Nel 1634 fu inoltre testimone di un atto per la messa in opera del claustro di S. Gaudioso «sopra il largo», corrispondente all’ingresso superiore della chiesa (Faraglia, 1895, p. 439). Sono però i cantieri e l’intera vicenda oratoriana a Napoli a risultare centrali nel suo percorso professionale, per l’incidenza progettuale e per la funzione di tramite che svolsero rispetto alle altre committenze. Fu un processo di progressiva identificazione biografica che culminò nell’assunzione dell’abito talare (certa solo a partire dal 1637).
Morì a Napoli il 10 febbraio 1638 (Borrelli, 1967, p. 29) e fu sepolto all’interno della chiesa dei Girolamini.
Fonti e Bibl.: G. Filangieri, Documenti per la storia, le arti e le industrie delle provincie napoletane, V, Napoli 1891, p. 163; N. Faraglia, Notizie di alcuni artisti che lavorarono nella certosa di S. Martino e nel Tesoro di s. Gennaro, in Arch. storico napoletano, X (1895), pp. 435-461; G.B. D’Addosio, Documenti inediti di artisti napoletani del XVI e XVII secolo, in Arch. storico per le province napoletane, n.s., XL (1915), pp. 352-367; L. Serra, Note sullo svolgimento dell’architettura barocca a Napoli, in Napoli nobilissima, II (1921), p. 35-39; F. Nicolini, Notizie tratte dai giornali copia polizze dello Antico Banco della Pietà, I, Napoli 1950-51, pp. 34, 303; M. Borrelli, Il largo dei Girolamini, Napoli 1962, pp. 9-124 passim; Id., L’architetto N. D. di Bartolomeo (1559-1638), Napoli 1967; F. Strazzullo, Architetti e ingegneri napoletani dal ’500 al ’700, Napoli 1969, pp. 229 s.; Id., La real cappella del Tesoro di s.
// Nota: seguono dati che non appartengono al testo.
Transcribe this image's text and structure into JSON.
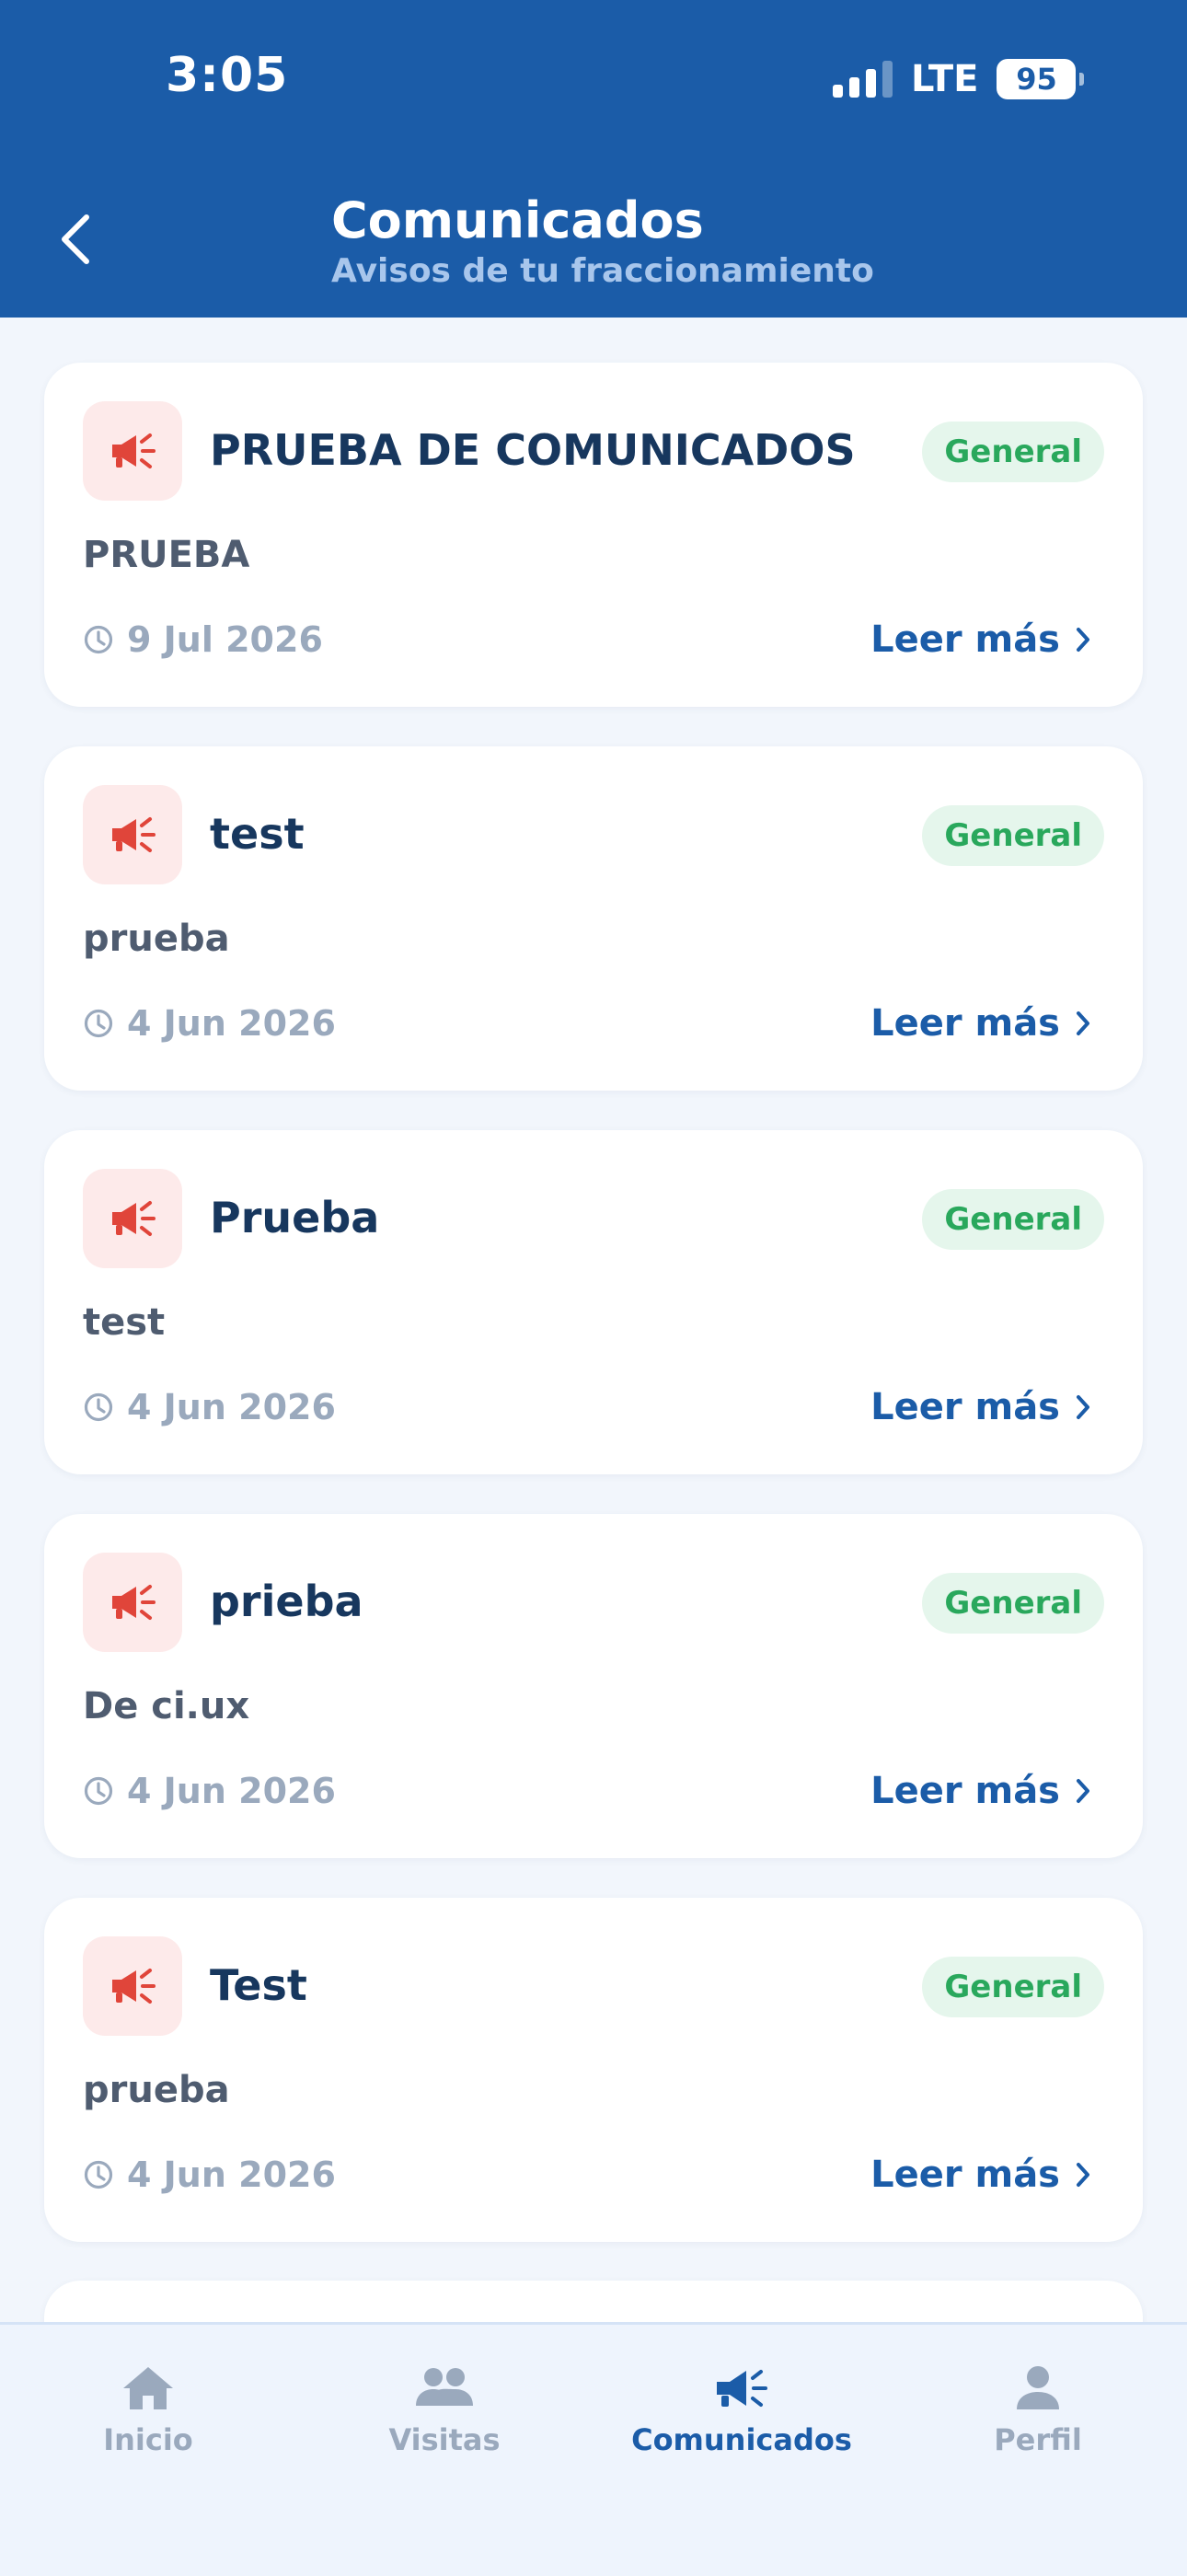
{
  "status_bar": {
    "time": "3:05",
    "network": "LTE",
    "battery": "95"
  },
  "header": {
    "title": "Comunicados",
    "subtitle": "Avisos de tu fraccionamiento"
  },
  "announcements": [
    {
      "title": "PRUEBA DE COMUNICADOS",
      "badge": "General",
      "body": "PRUEBA",
      "date": "9 Jul 2026",
      "action": "Leer más"
    },
    {
      "title": "test",
      "badge": "General",
      "body": "prueba",
      "date": "4 Jun 2026",
      "action": "Leer más"
    },
    {
      "title": "Prueba",
      "badge": "General",
      "body": "test",
      "date": "4 Jun 2026",
      "action": "Leer más"
    },
    {
      "title": "prieba",
      "badge": "General",
      "body": "De ci.ux",
      "date": "4 Jun 2026",
      "action": "Leer más"
    },
    {
      "title": "Test",
      "badge": "General",
      "body": "prueba",
      "date": "4 Jun 2026",
      "action": "Leer más"
    }
  ],
  "tab_bar": [
    {
      "label": "Inicio",
      "icon": "home-icon",
      "active": false
    },
    {
      "label": "Visitas",
      "icon": "people-icon",
      "active": false
    },
    {
      "label": "Comunicados",
      "icon": "megaphone-icon",
      "active": true
    },
    {
      "label": "Perfil",
      "icon": "person-icon",
      "active": false
    }
  ],
  "colors": {
    "header": "#1b5ca8",
    "title_text": "#17375e",
    "badge_bg": "#e5f6ec",
    "badge_text": "#29a85c",
    "icon_red": "#e0453a",
    "muted": "#9aa9bd"
  }
}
Gennaro: documenti inediti, Napoli 1978, pp. 19 s.; E. Nappi, Notizie su architetti ed ingegneri contemporanei di Giovan Giacomo Conforto, in Ricerche sul ’600 napoletano. Saggi e documenti per la storia dell’arte, Milano 1990, pp. 171 s.; D. Del Pesco, Alla ricerca di Giovanni Antonio Dosio: gli anni napoletani (1590-1610), in Bollettino d’arte, LXXI (1992), pp. 15-66; G. Cantone, Napoli barocca, Roma-Bari 1993, ad ind.; D. Del Pesco, L’architettura della Controriforma e i cantieri dei grandi ordini religiosi, in Storia e civiltà della Campania, a cura di G. Pugliese Carratelli, III, Il Rinascimento e l’Età barocca, Napoli 1994, ad ind.; F. Strazzullo, La cappella di s. Gennaro nel duomo di Napoli: documenti inediti, Napoli 1994, pp. 77 s., 81, 83-90; I. Ferraro, Napoli. Atlante della città storica, 1, Centro antico, Napoli 2002, pp. 243-249; E. Nappi, Il complesso domenicano dei Ss. Pietro e Sebastiano di Napoli. Nuove notizie, in Ricerche sul ’600 napoletano. Saggi e documenti, Napoli 2010-11, p. 136-146.